I wanted to reuse one for octoprint, but it turned out to be unreliable. So I switched to my NUC instead.

I have the feeking that those SD cards just don't perform well and wear out more easily, and I really use good ones.

[–] klangcola@reddthat.com 1 points 11 months ago (1 children)

For RPi the two major causes of issues (in my experience) are low spec power supplies and low spec SD-cards.

Power supplies drop voltage when the loads gets too high, which is especially pronounced with high power USB devices like external harddrives.

SD-cards tend to get worn out or give write errors after enough writes.

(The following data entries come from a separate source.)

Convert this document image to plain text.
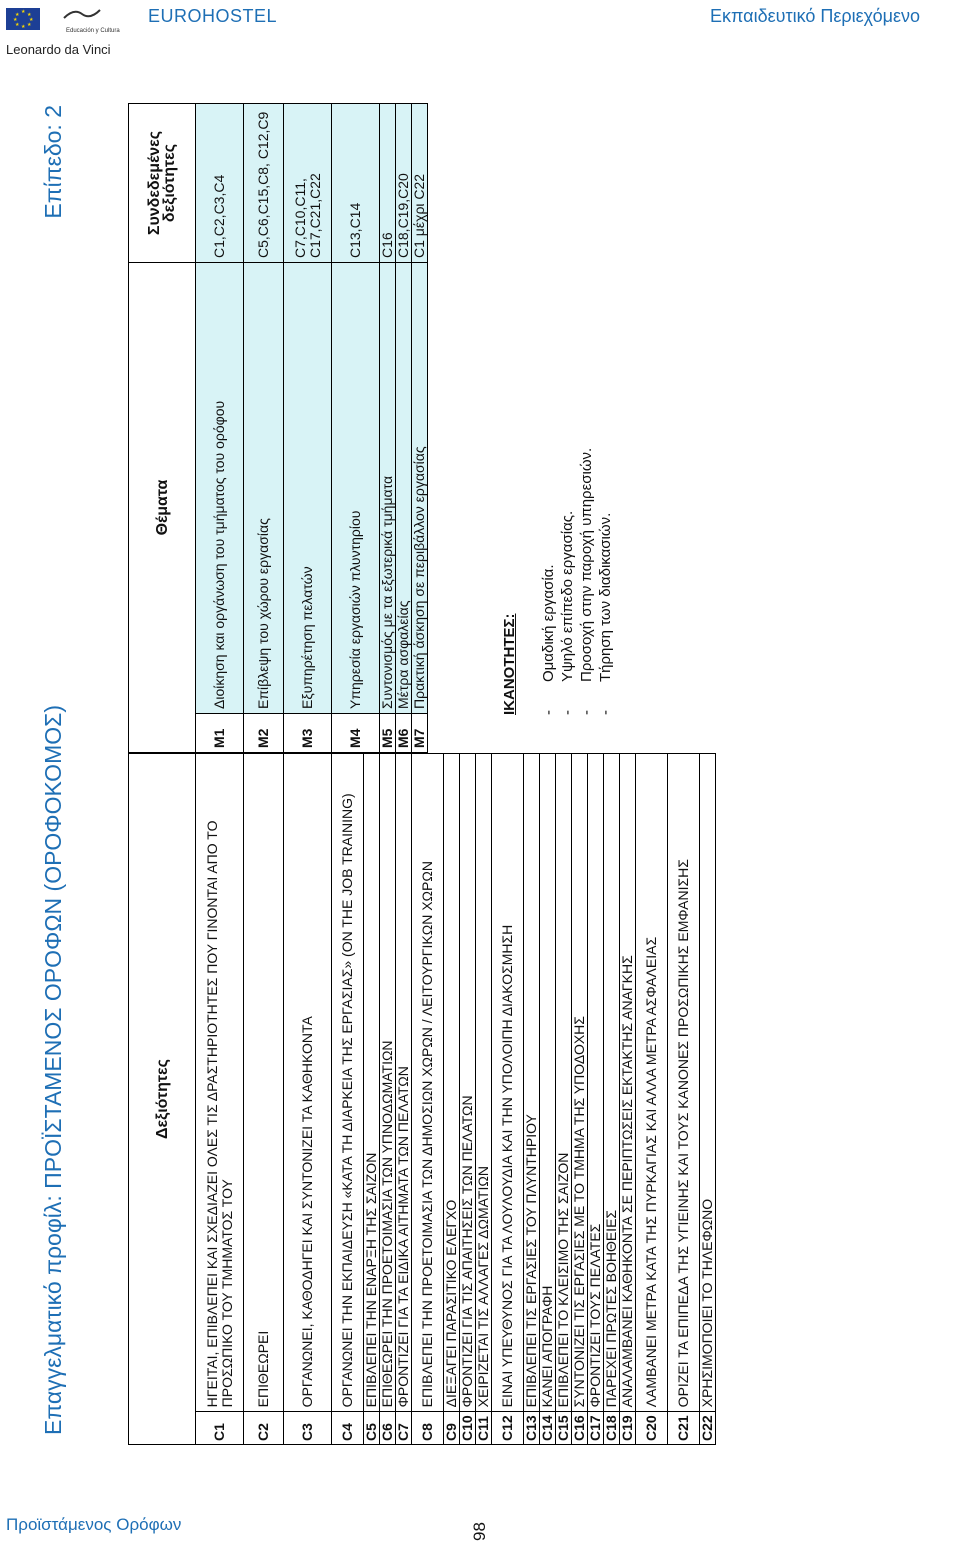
★
★ ★
★ ★
★ ★
★
Educación y Cultura
Leonardo da Vinci
EUROHOSTEL	Εκπαιδευτικό Περιεχόμενο
Προϊστάμενος Ορόφων	98
Επαγγελματικό προφίλ: ΠΡΟΪΣΤΑΜΕΝΟΣ ΟΡΟΦΩΝ (ΟΡΟΦΟΚΟΜΟΣ)
Επίπεδο: 2
Δεξιότητες	
C1	ΗΓΕΙΤΑΙ, ΕΠΙΒΛΕΠΕΙ ΚΑΙ ΣΧΕΔΙΑΖΕΙ ΟΛΕΣ ΤΙΣ ΔΡΑΣΤΗΡΙΟΤΗΤΕΣ ΠΟΥ ΓΙΝΟΝΤΑΙ ΑΠΟ ΤΟ ΠΡΟΣΩΠΙΚΟ ΤΟΥ ΤΜΗΜΑΤΟΣ ΤΟΥ
C2	ΕΠΙΘΕΩΡΕΙ
C3	ΟΡΓΑΝΩΝΕΙ, ΚΑΘΟΔΗΓΕΙ ΚΑΙ ΣΥΝΤΟΝΙΖΕΙ ΤΑ ΚΑΘΗΚΟΝΤΑ
C4	ΟΡΓΑΝΩΝΕΙ ΤΗΝ ΕΚΠΑΙΔΕΥΣΗ «ΚΑΤΑ ΤΗ ΔΙΑΡΚΕΙΑ ΤΗΣ ΕΡΓΑΣΙΑΣ» (ON THE JOB TRAINING)
C5	ΕΠΙΒΛΕΠΕΙ ΤΗΝ ΕΝΑΡΞΗ ΤΗΣ ΣΑΙΖΟΝ
C6	ΕΠΙΘΕΩΡΕΙ ΤΗΝ ΠΡΟΕΤΟΙΜΑΣΙΑ ΤΩΝ ΥΠΝΟΔΩΜΑΤΙΩΝ
C7	ΦΡΟΝΤΙΖΕΙ ΓΙΑ ΤΑ ΕΙΔΙΚΑ ΑΙΤΗΜΑΤΑ ΤΩΝ ΠΕΛΑΤΩΝ
C8	ΕΠΙΒΛΕΠΕΙ ΤΗΝ ΠΡΟΕΤΟΙΜΑΣΙΑ ΤΩΝ ΔΗΜΟΣΙΩΝ ΧΩΡΩΝ / ΛΕΙΤΟΥΡΓΙΚΩΝ ΧΩΡΩΝ
C9	ΔΙΕΞΑΓΕΙ ΠΑΡΑΣΙΤΙΚΟ ΕΛΕΓΧΟ
C10	ΦΡΟΝΤΙΖΕΙ ΓΙΑ ΤΙΣ ΑΠΑΙΤΗΣΕΙΣ ΤΩΝ ΠΕΛΑΤΩΝ
C11	ΧΕΙΡΙΖΕΤΑΙ ΤΙΣ ΑΛΛΑΓΕΣ ΔΩΜΑΤΙΩΝ
C12	ΕΙΝΑΙ ΥΠΕΥΘΥΝΟΣ ΓΙΑ ΤΑ ΛΟΥΛΟΥΔΙΑ ΚΑΙ ΤΗΝ ΥΠΟΛΟΙΠΗ ΔΙΑΚΟΣΜΗΣΗ
C13	ΕΠΙΒΛΕΠΕΙ ΤΙΣ ΕΡΓΑΣΙΕΣ ΤΟΥ ΠΛΥΝΤΗΡΙΟΥ
C14	ΚΑΝΕΙ ΑΠΟΓΡΑΦΗ
C15	ΕΠΙΒΛΕΠΕΙ ΤΟ ΚΛΕΙΣΙΜΟ ΤΗΣ ΣΑΙΖΟΝ
C16	ΣΥΝΤΟΝΙΖΕΙ ΤΙΣ ΕΡΓΑΣΙΕΣ ΜΕ ΤΟ ΤΜΗΜΑ ΤΗΣ ΥΠΟΔΟΧΗΣ
C17	ΦΡΟΝΤΙΖΕΙ ΤΟΥΣ ΠΕΛΑΤΕΣ
C18	ΠΑΡΕΧΕΙ ΠΡΩΤΕΣ ΒΟΗΘΕΙΕΣ
C19	ΑΝΑΛΑΜΒΑΝΕΙ ΚΑΘΗΚΟΝΤΑ ΣΕ ΠΕΡΙΠΤΩΣΕΙΣ ΕΚΤΑΚΤΗΣ ΑΝΑΓΚΗΣ
C20	ΛΑΜΒΑΝΕΙ ΜΕΤΡΑ ΚΑΤΑ ΤΗΣ ΠΥΡΚΑΓΙΑΣ ΚΑΙ ΑΛΛΑ ΜΕΤΡΑ ΑΣΦΑΛΕΙΑΣ
C21	ΟΡΙΖΕΙ ΤΑ ΕΠΙΠΕΔΑ ΤΗΣ ΥΓΙΕΙΝΗΣ ΚΑΙ ΤΟΥΣ ΚΑΝΟΝΕΣ ΠΡΟΣΩΠΙΚΗΣ ΕΜΦΑΝΙΣΗΣ
C22	ΧΡΗΣΙΜΟΠΟΙΕΙ ΤΟ ΤΗΛΕΦΩΝΟ
Θέματα		Συνδεδεμένες δεξιότητες
M1	Διοίκηση και οργάνωση του τμήματος του ορόφου	C1,C2,C3,C4
M2	Επίβλεψη του χώρου εργασίας	C5,C6,C15,C8, C12,C9
M3	Εξυπηρέτηση πελατών	C7,C10,C11, C17,C21,C22
M4	Υπηρεσία εργασιών πλυντηρίου	C13,C14
M5	Συντονισμός με τα εξωτερικά τμήματα	C16
M6	Μέτρα ασφαλείας	C18,C19,C20
M7	Πρακτική άσκηση σε περιβάλλον εργασίας	C1 μέχρι C22
ΙΚΑΝΟΤΗΤΕΣ: -
Ομαδική εργασία.
-
Υψηλό επίπεδο εργασίας.
-
Προσοχή στην παροχή υπηρεσιών.
-
Τήρηση των διαδικασιών.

Class 10 SD cards are recommended for both speed and longevity. And ideally try to avoid write intensive stuff on the SD card

[–] ohmesocorny@discuss.online 2 points 11 months ago (1 children)

Forget SD cards for Raspberry Pis - boot from an SSD in a USB enclosure, they have better longevity than SD cards.

[–] rambos@lemm.ee 2 points 11 months ago

Not all of them can run reliably without an external power supply and not all enclosures/usb hubs/sata adapters are supported. But yeah lot of people recommend that. I also had great experience with sd cards, but that might be just a luck

[–] mykneedoesnthurt@kbin.social 1 points 11 months ago

Small piece of tape on one of the 4 exposed USB leads on the connector trick fixes this problem.